Vigie, septembre 2009

C’EST SANS TRISTESSE

La pluie embellit ces scènes de rentrée, qui se doivent de revêtir des parures automnales : ces bancs de brume accrochés aux montagnes, ces arbres défaits, ces feuilles qui jonchent le chemin de l’école.

C’est sans tristesse. On est heureux de retrouver des visages connus et d’en découvrir d’autres, qui seront bientôt familiers puis disparaîtront à leur tour. On touche à nouveau du doigt la réalité, c’est-à-dire la fragilité des choses et des êtres.

T. est venu malgré la maladie.

J’écoute l’histoires de cet enfant qui a quitté en toute hâte sa mère à cause d’un beau-père devenu violent, qui retrouve son père, un monsieur très doux, puis qui se heurte cette fois, lamentable Œdipe piégé par quel destin douteux, à une belle-mère alcoolique et violente que son père ne parvient pas à quitter parce qu’il l’aime quand même…

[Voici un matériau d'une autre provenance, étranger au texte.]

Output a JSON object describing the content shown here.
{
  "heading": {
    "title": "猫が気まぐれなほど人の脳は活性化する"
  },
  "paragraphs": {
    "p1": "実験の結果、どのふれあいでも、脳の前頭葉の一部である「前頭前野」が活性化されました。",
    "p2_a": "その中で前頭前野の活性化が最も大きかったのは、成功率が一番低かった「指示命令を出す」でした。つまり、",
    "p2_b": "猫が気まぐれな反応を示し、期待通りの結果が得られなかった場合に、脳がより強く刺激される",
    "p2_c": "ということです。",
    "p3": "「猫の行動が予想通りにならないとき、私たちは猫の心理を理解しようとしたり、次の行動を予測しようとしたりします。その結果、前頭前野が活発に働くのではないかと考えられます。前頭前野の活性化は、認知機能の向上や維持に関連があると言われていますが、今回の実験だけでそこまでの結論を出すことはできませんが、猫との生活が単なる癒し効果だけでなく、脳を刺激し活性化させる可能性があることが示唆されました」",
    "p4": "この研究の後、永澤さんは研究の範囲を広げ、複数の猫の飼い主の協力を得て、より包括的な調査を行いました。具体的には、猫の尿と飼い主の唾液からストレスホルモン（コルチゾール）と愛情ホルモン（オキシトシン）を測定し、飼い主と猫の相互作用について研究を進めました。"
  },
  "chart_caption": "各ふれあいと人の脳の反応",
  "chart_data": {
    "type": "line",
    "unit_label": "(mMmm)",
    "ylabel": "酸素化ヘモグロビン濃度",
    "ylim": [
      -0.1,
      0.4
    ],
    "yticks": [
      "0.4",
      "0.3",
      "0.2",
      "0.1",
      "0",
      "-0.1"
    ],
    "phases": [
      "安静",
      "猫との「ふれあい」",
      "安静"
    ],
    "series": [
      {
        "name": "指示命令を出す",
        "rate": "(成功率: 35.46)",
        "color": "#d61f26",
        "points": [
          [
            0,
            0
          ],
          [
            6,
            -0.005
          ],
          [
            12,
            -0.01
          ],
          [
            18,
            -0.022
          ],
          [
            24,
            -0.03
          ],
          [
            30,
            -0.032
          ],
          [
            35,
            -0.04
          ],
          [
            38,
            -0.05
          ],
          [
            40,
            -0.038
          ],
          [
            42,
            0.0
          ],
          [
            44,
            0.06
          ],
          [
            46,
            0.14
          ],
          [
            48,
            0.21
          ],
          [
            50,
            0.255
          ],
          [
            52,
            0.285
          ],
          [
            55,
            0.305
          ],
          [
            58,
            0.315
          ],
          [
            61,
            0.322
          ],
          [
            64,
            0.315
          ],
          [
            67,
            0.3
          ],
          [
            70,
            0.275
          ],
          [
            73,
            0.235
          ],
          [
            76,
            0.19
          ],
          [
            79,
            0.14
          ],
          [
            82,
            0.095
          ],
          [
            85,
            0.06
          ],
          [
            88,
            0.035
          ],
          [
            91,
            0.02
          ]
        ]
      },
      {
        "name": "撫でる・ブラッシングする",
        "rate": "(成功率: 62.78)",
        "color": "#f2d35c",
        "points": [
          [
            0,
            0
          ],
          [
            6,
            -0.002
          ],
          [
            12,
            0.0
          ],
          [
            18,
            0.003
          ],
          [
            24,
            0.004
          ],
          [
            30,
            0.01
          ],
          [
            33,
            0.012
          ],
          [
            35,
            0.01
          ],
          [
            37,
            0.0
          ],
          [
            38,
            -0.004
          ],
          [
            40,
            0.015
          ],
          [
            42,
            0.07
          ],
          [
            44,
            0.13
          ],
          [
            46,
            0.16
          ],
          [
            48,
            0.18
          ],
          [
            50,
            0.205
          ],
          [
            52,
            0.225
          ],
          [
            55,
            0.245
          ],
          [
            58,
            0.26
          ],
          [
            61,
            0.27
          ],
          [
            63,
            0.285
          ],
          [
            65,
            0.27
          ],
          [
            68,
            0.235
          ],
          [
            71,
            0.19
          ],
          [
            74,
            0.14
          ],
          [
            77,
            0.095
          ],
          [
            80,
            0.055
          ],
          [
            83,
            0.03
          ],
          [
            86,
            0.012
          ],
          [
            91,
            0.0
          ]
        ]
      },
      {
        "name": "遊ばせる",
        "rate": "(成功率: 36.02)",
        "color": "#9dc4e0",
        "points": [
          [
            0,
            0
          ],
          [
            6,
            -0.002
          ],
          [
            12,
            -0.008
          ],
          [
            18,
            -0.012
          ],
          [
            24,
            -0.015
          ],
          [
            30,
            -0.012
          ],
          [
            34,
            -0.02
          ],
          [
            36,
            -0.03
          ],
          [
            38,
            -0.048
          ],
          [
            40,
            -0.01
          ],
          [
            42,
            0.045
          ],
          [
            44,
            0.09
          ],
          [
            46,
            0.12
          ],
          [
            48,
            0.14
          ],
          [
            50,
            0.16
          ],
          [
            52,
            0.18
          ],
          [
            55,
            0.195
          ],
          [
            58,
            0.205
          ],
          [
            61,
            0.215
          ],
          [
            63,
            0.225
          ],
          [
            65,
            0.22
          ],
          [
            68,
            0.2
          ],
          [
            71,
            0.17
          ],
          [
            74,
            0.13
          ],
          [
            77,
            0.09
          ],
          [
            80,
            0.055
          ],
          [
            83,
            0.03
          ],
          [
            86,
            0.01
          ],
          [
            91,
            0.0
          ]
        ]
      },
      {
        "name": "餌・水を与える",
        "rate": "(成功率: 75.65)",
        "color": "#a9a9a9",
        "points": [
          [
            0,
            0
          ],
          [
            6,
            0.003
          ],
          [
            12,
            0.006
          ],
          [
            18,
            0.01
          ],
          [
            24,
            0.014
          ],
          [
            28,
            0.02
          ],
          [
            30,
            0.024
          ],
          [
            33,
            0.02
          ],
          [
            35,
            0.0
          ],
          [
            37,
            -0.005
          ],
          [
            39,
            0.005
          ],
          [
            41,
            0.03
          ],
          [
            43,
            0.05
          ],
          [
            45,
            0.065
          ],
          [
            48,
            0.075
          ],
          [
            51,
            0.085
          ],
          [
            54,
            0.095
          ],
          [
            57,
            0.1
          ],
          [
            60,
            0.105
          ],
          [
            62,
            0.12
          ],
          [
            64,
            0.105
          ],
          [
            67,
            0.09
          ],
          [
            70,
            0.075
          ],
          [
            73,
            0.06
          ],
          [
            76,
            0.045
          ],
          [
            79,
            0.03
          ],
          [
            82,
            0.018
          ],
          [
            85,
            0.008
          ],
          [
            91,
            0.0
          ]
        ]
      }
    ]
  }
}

Devant le bébé de M., un mois et demi, je fonds en larmes parce que c’est la vie même qui est bouleversante.

Ici l’enfant dort et l’horloge fait du surplace pendant que la brume avance. J’aime ce refuge, cette table sur laquelle j’écris, la lumière blanche à la fenêtre et le bouddha doré qui médite même quand je n’y suis pas. J’ai posé derrière la statue un crâne de singe et trois roses fanées ; le crâne reste dans l’ombre du bouddha, singe des pensées ainsi symboliquement maîtrisé.

Demain Léo entre à l’école, avec quelle joie ou quelle insouciance ; on pleurera à sa place.